As we keep pushing boundaries, let's do so responsibly, with a "security first" mindset that is supported by the boardroom, the C-suite, and every employee. We can't afford to slam the barn door shut after the horse has bolted.
Forbes Technology Council is an elite, invitation-only community for outstanding CIOs, CTOs, and technology executives.
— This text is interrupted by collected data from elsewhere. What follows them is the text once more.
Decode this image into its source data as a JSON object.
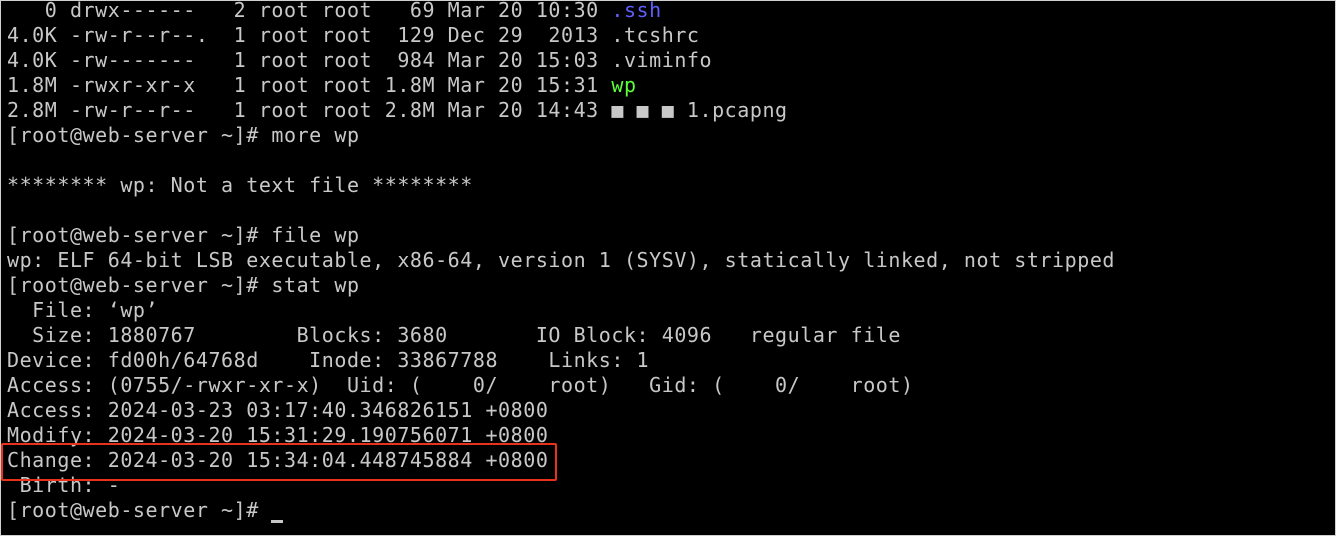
{
  "terminal": {
    "lines": [
      {
        "prefix": "   0 drwx------   2 root root   69 Mar 20 10:30 ",
        "name": ".ssh"
      },
      {
        "text": "4.0K -rw-r--r--.  1 root root  129 Dec 29  2013 .tcshrc"
      },
      {
        "text": "4.0K -rw-------   1 root root  984 Mar 20 15:03 .viminfo"
      },
      {
        "prefix": "1.8M -rwxr-xr-x   1 root root 1.8M Mar 20 15:31 ",
        "name": "wp"
      },
      {
        "text": "2.8M -rw-r--r--   1 root root 2.8M Mar 20 14:43 ■ ■ ■ 1.pcapng"
      },
      {
        "text": "[root@web-server ~]# more wp"
      },
      {
        "text": ""
      },
      {
        "text": "******** wp: Not a text file ********"
      },
      {
        "text": ""
      },
      {
        "text": "[root@web-server ~]# file wp"
      },
      {
        "text": "wp: ELF 64-bit LSB executable, x86-64, version 1 (SYSV), statically linked, not stripped"
      },
      {
        "text": "[root@web-server ~]# stat wp"
      },
      {
        "text": "  File: ‘wp’"
      },
      {
        "text": "  Size: 1880767        Blocks: 3680       IO Block: 4096   regular file"
      },
      {
        "text": "Device: fd00h/64768d    Inode: 33867788    Links: 1"
      },
      {
        "text": "Access: (0755/-rwxr-xr-x)  Uid: (    0/    root)   Gid: (    0/    root)"
      },
      {
        "text": "Access: 2024-03-23 03:17:40.346826151 +0800"
      },
      {
        "text": "Modify: 2024-03-20 15:31:29.190756071 +0800"
      },
      {
        "text": "Change: 2024-03-20 15:34:04.448745884 +0800"
      },
      {
        "text": " Birth: -"
      }
    ],
    "prompt": "[root@web-server ~]# ",
    "colors": {
      "background": "#000000",
      "text": "#c8c8c8",
      "directory": "#5f5fff",
      "executable": "#5dff3a",
      "highlight_border": "#e8321c"
    }
  }
}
Do I qualify?
Enrichment Insights:- Organizations should focus on implementing robust governance, security measures, and alternate AI solutions like RAG models to securely adopt AI while maintaining a balance of power and optimizing for defense-in-depth.- Knowledge in AI and ML can help enhance incident response and vulnerability assessment in cybersecurity (SANS AI Cybersecurity Summit).- Collaboration with stakeholders across industries and governments is vital for developing balanced AI policies that address diverse concerns and opportunities (White House Office of Science and Technology Policy).- Organizations can manage and secure AI-driven APIs with tools like Kong Gateway (API management).- Establish structured policies to ensure AI systems operate ethically, legally, and transparently, mitigate potential risks such as data privacy breaches and algorithmic bias, and maintain compliance with regulations through continuous monitoring (governance frameworks).- Adopt technologies like Palo Alto Networks’ AI Runtime Security to detect and block malicious traffic targeting AI models (AI runtime security).- Consider implementing real-time security measures like AI runtime security and leverage innovative cybersecurity solutions for incident response (innovative cybersecurity solutions).
- As Shane Buckley, CEO of Gigamon, emphasizes the significance of securing AI budgets for cybersecurity in 2025, it is essential for stakeholders to prioritize the integration of robust governance and security measures, such as Retrieval-Augmented Generation (RAG) models, to ensure the responsible and secure adoption of AI.
- In the race of AI innovation led by entities like DeepSeek and Alibaba's Qwen, it is crucial for organizations, as noted by Shane Buckley, to maintain a "security first" mindset, particularly during annual budget discussions, to prevent costly data breaches which can exceed almost $5 million and jeopardize an organization's reputation.
- Industry collaboration and understanding, as exemplified by Shane Buckley, are essential for developing balanced AI policies, enabling efficient incident response, enhancing vulnerability assessments, and addressing diverse concerns and opportunities effectively.